For those who dared the grind, the reward track unspooled its prizes with the rhythm of a ticking clock. Each completed task nudged a player closer to the next tier, but the event’s true texture came from the bizarre juxtapositions. One moment an operator was painstakingly repairing armor five times in Battle Royale, the next they were earning an MVP title in Multiplayer while their mind was still reeking of Aether. The progress bar, often described as a hungry python slowly digesting its prey, devoured day after day of effort until the final extraction. No official end date was announced early on, which turned the entire experience into a poker game where players bet their time against an invisible dealer.

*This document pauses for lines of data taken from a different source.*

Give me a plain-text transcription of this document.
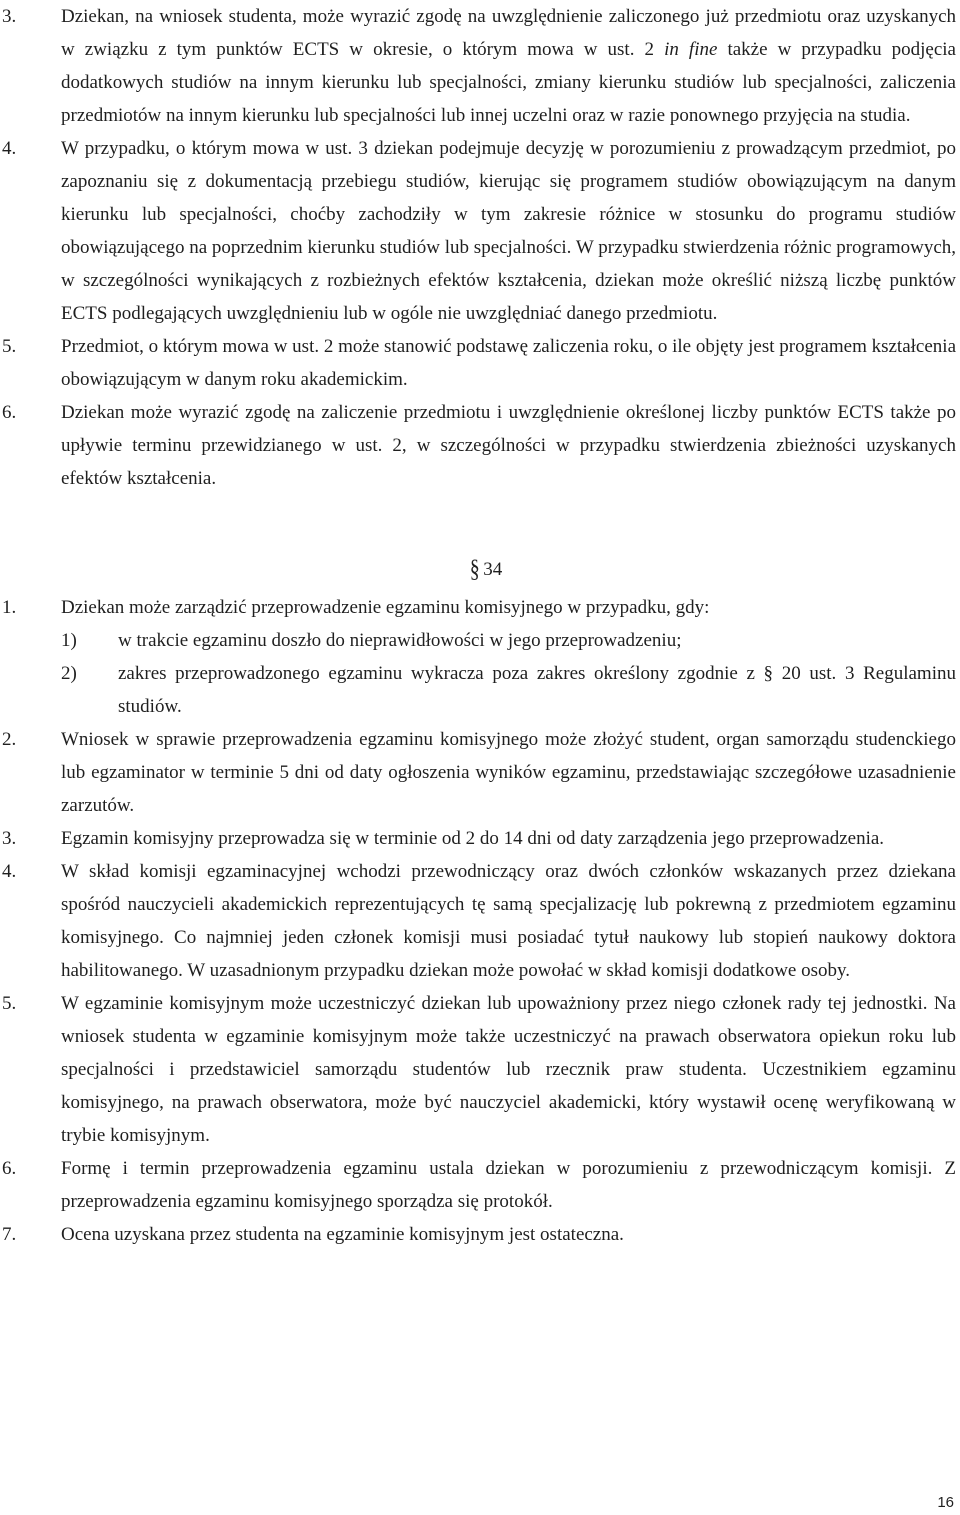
3. Dziekan, na wniosek studenta, może wyrazić zgodę na uwzględnienie zaliczonego już przedmiotu oraz uzyskanych w związku z tym punktów ECTS w okresie, o którym mowa w ust. 2 in fine także w przypadku podjęcia dodatkowych studiów na innym kierunku lub specjalności, zmiany kierunku studiów lub specjalności, zaliczenia przedmiotów na innym kierunku lub specjalności lub innej uczelni oraz w razie ponownego przyjęcia na studia.
4. W przypadku, o którym mowa w ust. 3 dziekan podejmuje decyzję w porozumieniu z prowadzącym przedmiot, po zapoznaniu się z dokumentacją przebiegu studiów, kierując się programem studiów obowiązującym na danym kierunku lub specjalności, choćby zachodziły w tym zakresie różnice w stosunku do programu studiów obowiązującego na poprzednim kierunku studiów lub specjalności. W przypadku stwierdzenia różnic programowych, w szczególności wynikających z rozbieżnych efektów kształcenia, dziekan może określić niższą liczbę punktów ECTS podlegających uwzględnieniu lub w ogóle nie uwzględniać danego przedmiotu.
5. Przedmiot, o którym mowa w ust. 2 może stanowić podstawę zaliczenia roku, o ile objęty jest programem kształcenia obowiązującym w danym roku akademickim.
6. Dziekan może wyrazić zgodę na zaliczenie przedmiotu i uwzględnienie określonej liczby punktów ECTS także po upływie terminu przewidzianego w ust. 2, w szczególności w przypadku stwierdzenia zbieżności uzyskanych efektów kształcenia.
§ 34
1. Dziekan może zarządzić przeprowadzenie egzaminu komisyjnego w przypadku, gdy:
1) w trakcie egzaminu doszło do nieprawidłowości w jego przeprowadzeniu;
2) zakres przeprowadzonego egzaminu wykracza poza zakres określony zgodnie z § 20 ust. 3 Regulaminu studiów.
2. Wniosek w sprawie przeprowadzenia egzaminu komisyjnego może złożyć student, organ samorządu studenckiego lub egzaminator w terminie 5 dni od daty ogłoszenia wyników egzaminu, przedstawiając szczegółowe uzasadnienie zarzutów.
3. Egzamin komisyjny przeprowadza się w terminie od 2 do 14 dni od daty zarządzenia jego przeprowadzenia.
4. W skład komisji egzaminacyjnej wchodzi przewodniczący oraz dwóch członków wskazanych przez dziekana spośród nauczycieli akademickich reprezentujących tę samą specjalizację lub pokrewną z przedmiotem egzaminu komisyjnego. Co najmniej jeden członek komisji musi posiadać tytuł naukowy lub stopień naukowy doktora habilitowanego. W uzasadnionym przypadku dziekan może powołać w skład komisji dodatkowe osoby.
5. W egzaminie komisyjnym może uczestniczyć dziekan lub upoważniony przez niego członek rady tej jednostki. Na wniosek studenta w egzaminie komisyjnym może także uczestniczyć na prawach obserwatora opiekun roku lub specjalności i przedstawiciel samorządu studentów lub rzecznik praw studenta. Uczestnikiem egzaminu komisyjnego, na prawach obserwatora, może być nauczyciel akademicki, który wystawił ocenę weryfikowaną w trybie komisyjnym.
6. Formę i termin przeprowadzenia egzaminu ustala dziekan w porozumieniu z przewodniczącym komisji. Z przeprowadzenia egzaminu komisyjnego sporządza się protokół.
7. Ocena uzyskana przez studenta na egzaminie komisyjnym jest ostateczna.
16
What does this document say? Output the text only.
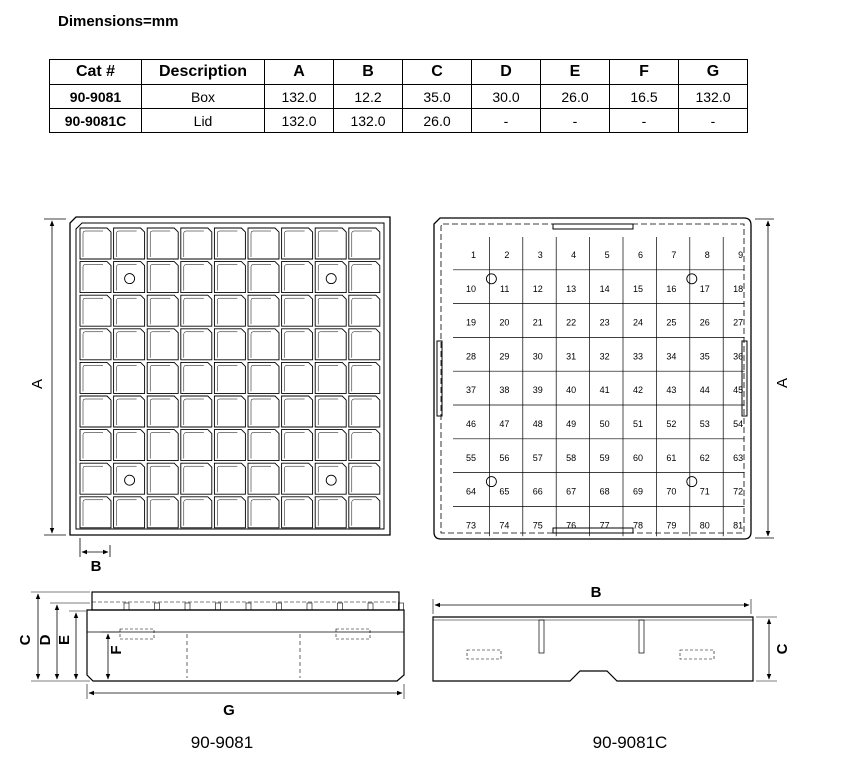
Dimensions=mm
Cat #	Description	A	B	C	D	E	F	G
90-9081	Box	132.0	12.2	35.0	30.0	26.0	16.5	132.0
90-9081C	Lid	132.0	132.0	26.0	-	-	-	-
A
B
1	2	3	4	5	6	7	8	9
10	11	12	13	14	15	16	17	18
19	20	21	22	23	24	25	26	27
28	29	30	31	32	33	34	35	36
37	38	39	40	41	42	43	44	45
46	47	48	49	50	51	52	53	54
55	56	57	58	59	60	61	62	63
64	65	66	67	68	69	70	71	72
73	74	75	76	77	78	79	80	81
A
C D E
F
G
90-9081
B
C
90-9081C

Looking back from 2026, the Aether Hunt feels less like a time-boxed affair and more like a blueprint for chaotic engagement. Although the exact date of its conclusion has long since faded into patch-note archives, the event’s DNA lives on in how mobile shooters mix survival, collection, and cross-mode demands. The zombies appeared in different forms over the following years, yet none quite captured the manic alchemy of shattering glowing ore while Dr. Richtofen’s spectral laughter echoed through the comms. Somewhere in the data centers, the ghost of that hunt still flickers—a reminder that the best events are not just played; they are endured and, against all odds, remembered.